I want the portrait to be true because I like it, and because it connects me, in an odd sort of way, with Janet Lewis. To admit such a biased and unscientific judgment in writing, however, risks my removal from a blog for the “world’s top thinkers.” I am in something of a quandary.
So let me throw in another red herring – the portrait at right that would date to about the 1850s. Its defense is here, and the image would appear to fit Emily’s self-description: “[I] am small, like the Wren, and my Hair is bold, like the Chestnut Bur – and my eyes, like the Sherry in the Glass, that the Guest leaves.”
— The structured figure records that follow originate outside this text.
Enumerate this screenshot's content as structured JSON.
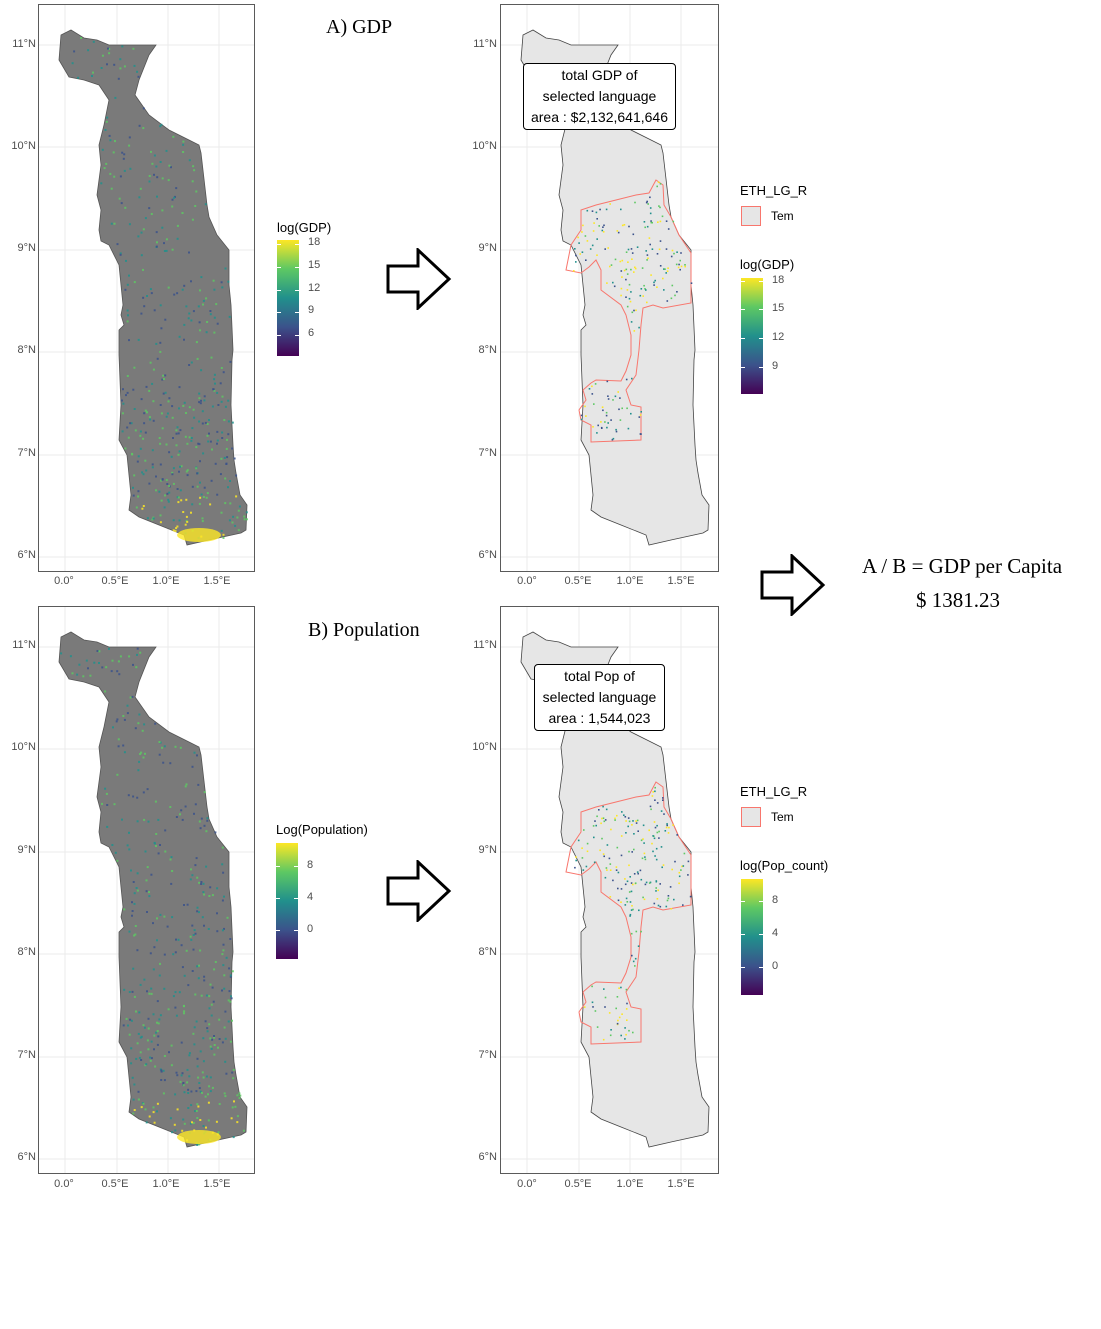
{
  "panels": {
    "gdp": {
      "title": "A) GDP",
      "legend_title": "log(GDP)",
      "legend_ticks": [
        "18",
        "15",
        "12",
        "9",
        "6"
      ]
    },
    "pop": {
      "title": "B) Population",
      "legend_title": "Log(Population)",
      "legend_ticks": [
        "8",
        "4",
        "0"
      ]
    },
    "gdp_selected": {
      "annotation": [
        "total GDP of",
        "selected language",
        "area : $2,132,641,646"
      ],
      "key_title": "ETH_LG_R",
      "key_label": "Tem",
      "legend_title": "log(GDP)",
      "legend_ticks": [
        "18",
        "15",
        "12",
        "9"
      ]
    },
    "pop_selected": {
      "annotation": [
        "total Pop of",
        "selected language",
        "area : 1,544,023"
      ],
      "key_title": "ETH_LG_R",
      "key_label": "Tem",
      "legend_title": "log(Pop_count)",
      "legend_ticks": [
        "8",
        "4",
        "0"
      ]
    }
  },
  "axes": {
    "y_ticks": [
      "11°N",
      "10°N",
      "9°N",
      "8°N",
      "7°N",
      "6°N"
    ],
    "x_ticks": [
      "0.0°",
      "0.5°E",
      "1.0°E",
      "1.5°E"
    ]
  },
  "result": {
    "formula": "A / B = GDP per Capita",
    "value": "$ 1381.23"
  },
  "colors": {
    "viridis": [
      "#440154",
      "#3b528b",
      "#21908c",
      "#5dc863",
      "#fde725"
    ],
    "country_fill_raster": "#7a7a7a",
    "country_fill_selected": "#e6e6e6",
    "region_outline": "#f8766d"
  },
  "icons": [
    "right-arrow-icon"
  ]
}
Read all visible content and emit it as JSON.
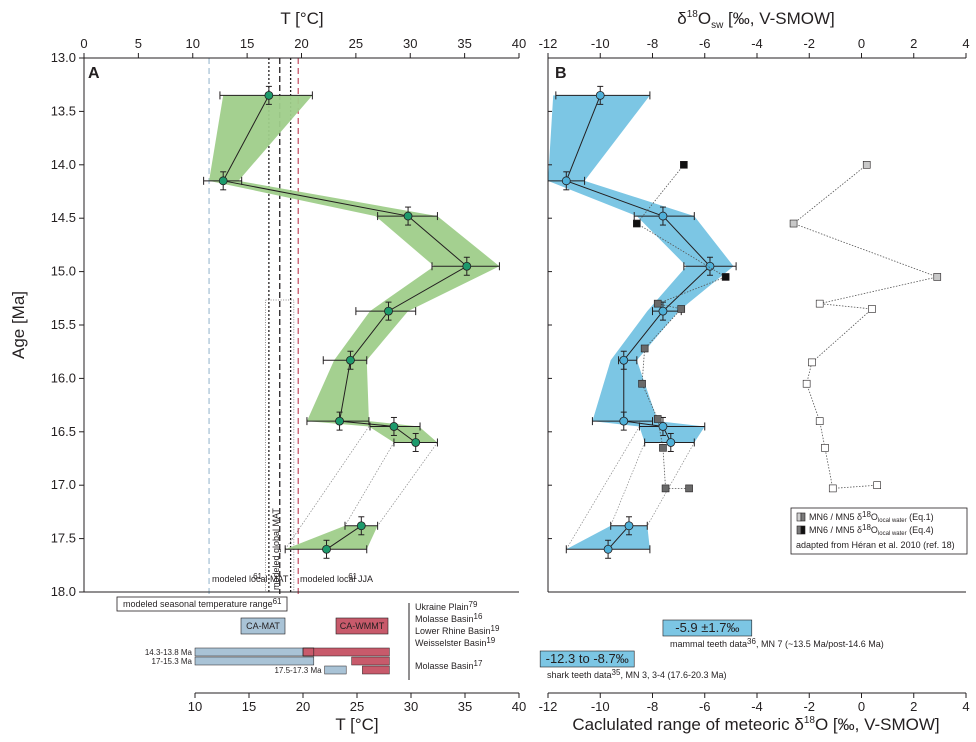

And what about the new discovery above? According to Austin Allen, one of the world’s top thinkers over at BigThink:
Of the two women, Kate is the one with a thousand-yard stare. (She’d been recently widowed.) But look closer at her friend: there’s something peculiar about that gaze. The pupils are asymmetrical, as they are in the known photo—Emily may have suffered from both astigmatism and iritis—but they’re also large, dreamy, and a little amused. Dickinson once compared her eyes to “the Sherry in the Glass, that the Guest leaves”; the woman in the picture just about lives up to the simile. …
Look: the mystery woman has even thrown an arm around her friend, a gesture we can hardly imagine the Recluse of Amherst making. If she was on the cusp of crisis, it doesn’t show yet. In my heart of hearts I doubt it’s Emily—that chin just doesn’t match up—but pending further reports on clothing samples, image records, nasolabial folds, etc., I’ll keep believing and disbelieving at once, which, as Emily said, “keeps Believing nimble.”
At least I’ve recovered the photo of “my Emily” at last.
Postscript on 9/5: Some nice pick-up from the Poetry Foundation here. I’m not only a W.T.T., but an “amateur sleuth” as well.